L'addio di Cottarelli: dopo di me non ci sarà un altro commissario

L'ex commissario alla revisione della spesa pubblica è stato l'autore della IV Lectio Minghetti IBL

28 Ottobre 2014

Il Messaggero

Argomenti / Teoria e scienze sociali

Un addio dai toni pacati ma che però potrebbe suonare anche come un de profundis per il lavoro di un anno. Carlo Cottarelli sta per rientrare a Washington dove dal primo novembre assumerà l’incarico di direttore esecutivo per l’Italia. Ieri parlando a Milano all’istituto Bruno Leoni l’ormai ex commissario alla revisione della spesa pubblica ha fatto sapere, tra le altre cose, che con tutta probabilità non avrà un successore. «Passo il testimone» ha detto aggiungendo però che «il processo non è ancora terminato, esistono ancora grossi ostacoli».
Richiesto però di fare i nomi di chi si oppone al processo di revisione della spesa Cottarelli ha preferito non rispondere spiegando che «l’elenco è troppo lungo». Ha poi voluto definire «apprezzabili» i risultati raggiunti con la legge di Stabilità che contiene «una riduzione della tassazione». I risparmi messi insieme a suo parere oscillano tra gli 8 e i 14 miliardi.

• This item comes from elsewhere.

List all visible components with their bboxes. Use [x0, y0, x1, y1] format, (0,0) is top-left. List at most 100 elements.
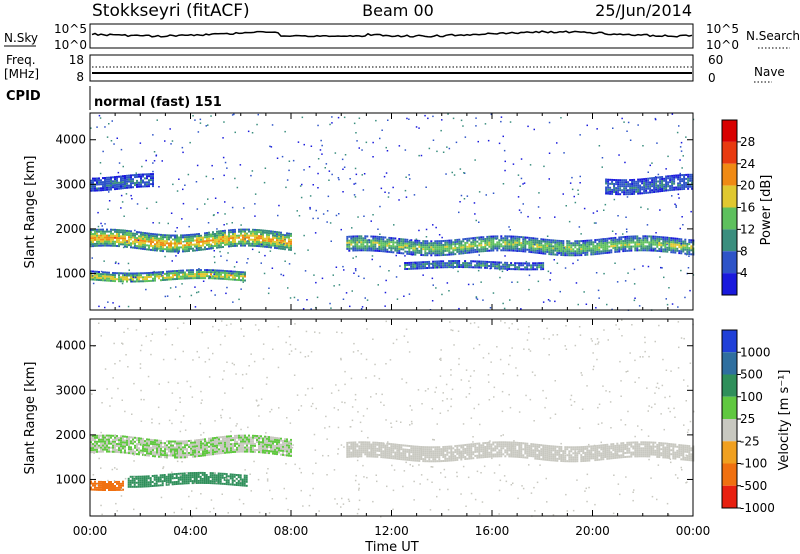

Questo però non gli ha impedito di evidenziare alcuni aspetti problematici. Ad esempio a proposito della pubblica amministrazione. «Non si può presumere che il numero dei dipendenti pubblici non vada toccato dall’efficientamento» ha detto, aggiungendo che «bisogna essere disposti a risparmiare» in tutti e tre i settori principali della spesa primaria cioè beni e servizi, personale, e trasferimenti a famiglie o imprese. Se si creano esuberi, secondo Cottarelli, bisogna vedere cosa fare. «Non si parla di licenziamenti» ha sottolineato accennando a soluzioni come la riduzione del turnover.

La pubblica amministrazione
Ma la pubblica amministrazione è fatta anche di dirigenti «Le leggi vanno implementate da manager motivati – ha spiegato – la legge delega sulla pubblica amministrazione dovrebbe legare le retribuzioni sia dei manager che dei dipendenti a risultati conseguiti e performance». Oltre a questo secondo l’ex commissario bisognerebbe «dare ai manager sufficiente autonomia e libertà nel prendere decisioni. I vincoli a loro imposti sono ancora tanti».

Infine alcune riflessioni di metodo. «Le scelte impopolari – secondo Cottarelli – a volte sono necessarie, occorre riconoscerlo: ci sono programmi di spesa che toccano interessi particolari ma anche la fascia più ampia della popolazione». Ma la riduzione della spesa «può portare benefici per tutti, riducendo ad esempio la pressione fiscale. Bisognerebbe guardare al medio-lungo termine».